Likewise, no matter how much a heifer milks, if she does not breed on
time, and drops below x pounds per day, you will sell her to make room
for the next fresh heifer. Thus all
other traits being equal, Fertility determines how long a cow stays in a
dairy herd.
Next to “fertility” we also need
“health”. In a broad sense, as an
unhealthy cow cannot sustain a level of production profitable to the dairy,
only healthy cows are retained for future production. One of the most important health researches
was the Canadian study in which it was found that higher SCC heifers do not sustain predicted higher levels of
production in second or later lactations thus indicates a faster aging,
shorter herdlife, and a lower lifetime milk yield. [The exceptions will be really high bf%
and pr% sires—due to inexact methods of SCC testing in use. “SCC” is not specific to mastitis
infection; heel warts and foot rot are more likely to send a cow’s SCC through
the roof.]
Foot and Leg problems will cull cows
quicker than poor udder traits. Poor
mobility will cause a cow to spend less time at the bunk eating—more time lying
in her stall (or in the alley). Poor
udder shapes we put up with as long as lots of milk can be pried from that
udder. Unfortunately, the two most
primary type determinants of good mobility—(1) Thurl position, (2) Front leg
position—are not measured in any linear type scoring system. [The “aAa” breeding guide does analyze
Thurls and Front Legs.]
Create your own trait selection matrix – then mate cows for physical balance
The lesson in all this is—approach
sire selection additively, seeking sires strong in those
traits costing you the most in your present herd; approach mating physically,
matching sires to cows to produce more structural balance, as well as more
uniform expression of growth rates, size and dairy capacity.
A sire selection based on longevity of production
produces a second income—
From
surplus reproduction.
This is part of the message that has always sustained
independent AI distribution, and made a good income for its many customers—the
understanding that genetic selection can accomplish a multiple of goals
simultaneously.
There never was much sense in the “if
you want the most milk, you can’t select for type” line—that is a result of
obsolete single trait selection concepts.

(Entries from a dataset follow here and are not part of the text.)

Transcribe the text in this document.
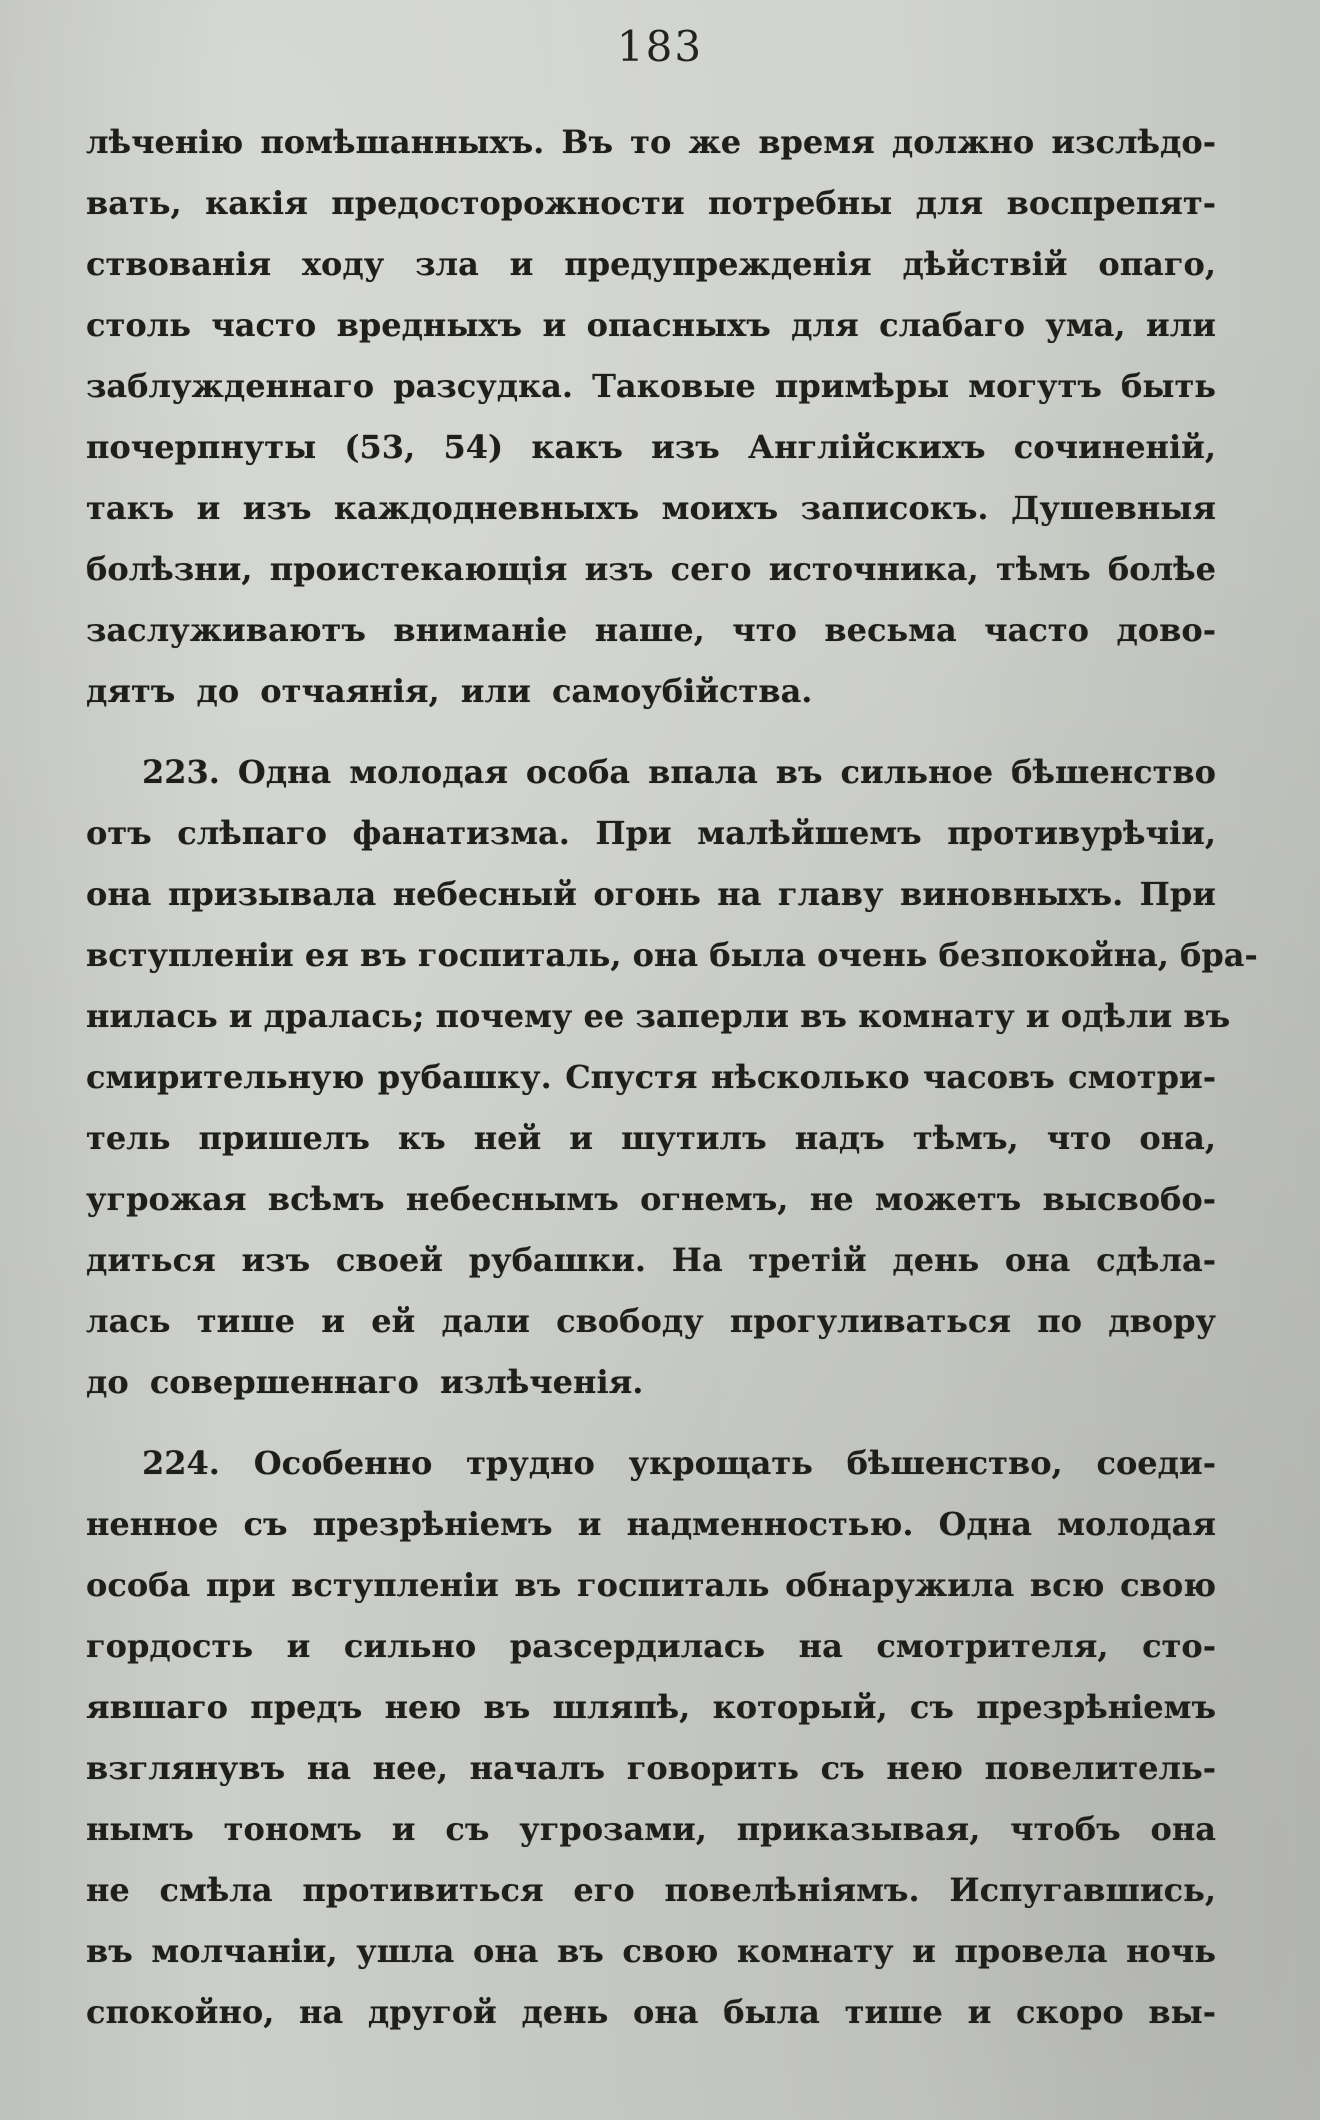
183
лѣченію помѣшанныхъ. Въ то же время должно изслѣдо-
вать, какія предосторожности потребны для воспрепят-
ствованія ходу зла и предупрежденія дѣйствій опаго,
столь часто вредныхъ и опасныхъ для слабаго ума, или
заблужденнаго разсудка. Таковые примѣры могутъ быть
почерпнуты (53, 54) какъ изъ Англійскихъ сочиненій,
такъ и изъ каждодневныхъ моихъ записокъ. Душевныя
болѣзни, проистекающія изъ сего источника, тѣмъ болѣе
заслуживаютъ вниманіе наше, что весьма часто дово-
дятъ до отчаянія, или самоубійства.
223. Одна молодая особа впала въ сильное бѣшенство
отъ слѣпаго фанатизма. При малѣйшемъ противурѣчіи,
она призывала небесный огонь на главу виновныхъ. При
вступленіи ея въ госпиталь, она была очень безпокойна, бра-
нилась и дралась; почему ее заперли въ комнату и одѣли въ
смирительную рубашку. Спустя нѣсколько часовъ смотри-
тель пришелъ къ ней и шутилъ надъ тѣмъ, что она,
угрожая всѣмъ небеснымъ огнемъ, не можетъ высвобо-
диться изъ своей рубашки. На третій день она сдѣла-
лась тише и ей дали свободу прогуливаться по двору
до совершеннаго излѣченія.
224. Особенно трудно укрощать бѣшенство, соеди-
ненное съ презрѣніемъ и надменностью. Одна молодая
особа при вступленіи въ госпиталь обнаружила всю свою
гордость и сильно разсердилась на смотрителя, сто-
явшаго предъ нею въ шляпѣ, который, съ презрѣніемъ
взглянувъ на нее, началъ говорить съ нею повелитель-
нымъ тономъ и съ угрозами, приказывая, чтобъ она
не смѣла противиться его повелѣніямъ. Испугавшись,
въ молчаніи, ушла она въ свою комнату и провела ночь
спокойно, на другой день она была тише и скоро вы-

What has been overlooked is that “index” ranking was really just a
continuation of the “single trait” preference of armchair geneticists who could
get excited on which bull has the highest (PD Milk) and later the highest (Net
Merit).
Single trait selection has been proven
to be a failure at sustaining both genetic gains and profitability. If you wish a sustainable
approach to dairy productivity, you need a different, sustainable
process for genetic selection, mating and reproductive efficiency.